Saturday, March 10, 2007

A new, New Deal

On Monday, the BBC reported on the Freud Report on welfare reform. This report discusses the use of the private firms and charities to get the longest-term unemployed into work. However, the most newsworthy part was suggestions that private companies may pay for tattoo removal.

The Freud report approach incentivises firms and organisations to rapidly push the long-term unemployed into any type of work and keep them there for three years. This has several problems:

First, the New Deal has moved some of the previously long-term unemployed into in insecure work. This is because the New Deal encourages people to enter work experience placements or training. Should they be unable to find permanent work as a result, they sign back onto JSA. Since employers have no incentive to create permanent jobs for those undertaking work experience (it is much better to lay them off and get a new New Deal person) and since training or education do not necessarily lead to employment, there are increasing numbers of people switching between New Deal and JSA. The Freud report doesn't seem designed to place these people into structured, secure work.

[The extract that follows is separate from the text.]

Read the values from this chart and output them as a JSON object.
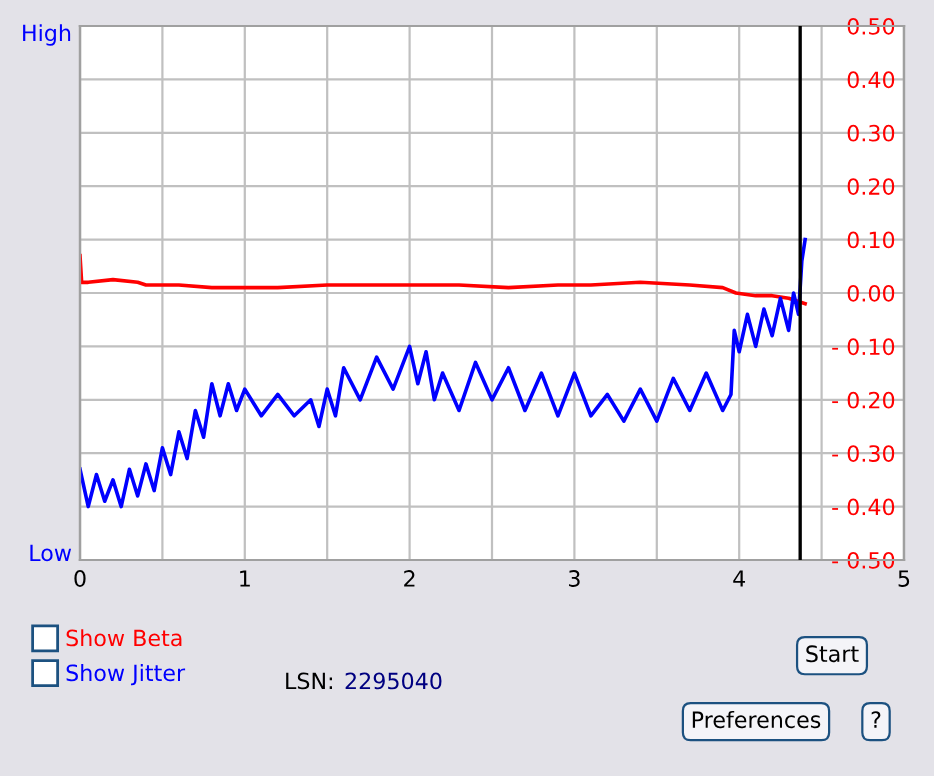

Second, the Freud incentive system benefits the provider of work opportunities and not the claimant. Although the Freud incentives system is designed to stop providers placing people in 'dead-end jobs', e.g. paying if the claimant remains in the job for three years or gains qualifications, the provider's incentive is to jump through government funding hoops and not to do what is best for the unemployed [I have only had a quick check through this report so could be wrong]. In the words of Adam Smith writing about subsidies to the eighteenth-century Scottish herring fishery, 'fishermen went to sea to catch not the fish but the bounty'.

A third problem is that the Freud report system degrades the claimant. Long-term unemployment can be degrading, demoralising and sap initiative even for the best of people. Being bugged by a provider to tick boxes for government funding is probably not the best way of addressing this problem.

So what should we be doing? I quite like the SMF's recent proposal for personal employment accounts [downloadable here]. This replaces the New Deal and brings responsibility for gaining employment and career development back to the claimant in conjunction with their personal advisor.

I would make one change to the SMF's proposal. The Freud report suggests a more personalised approach to helping job seekers into work would place a huge workload onto Jobcentre Plus. The SMF suggest that JSA continues as it is now. Having experienced the system myself, I would disagree. Dealing with longer-term temporary workers or those in insecure employment, who sign on and off JSA repeatedly is a huge waste of Jobcentre time and money. I was unemployed for a week after submitting my PhD but had to go through a 30 minute discussion about my employments prospects before getting JSA. This was a waste of both my and the PA's time (we spent much of the time discussing welfare politics). This experience has convinced me that some variant on a non-quibble 'citizen's income' is probably the best approach for the first 3 - 6 months of unemployment.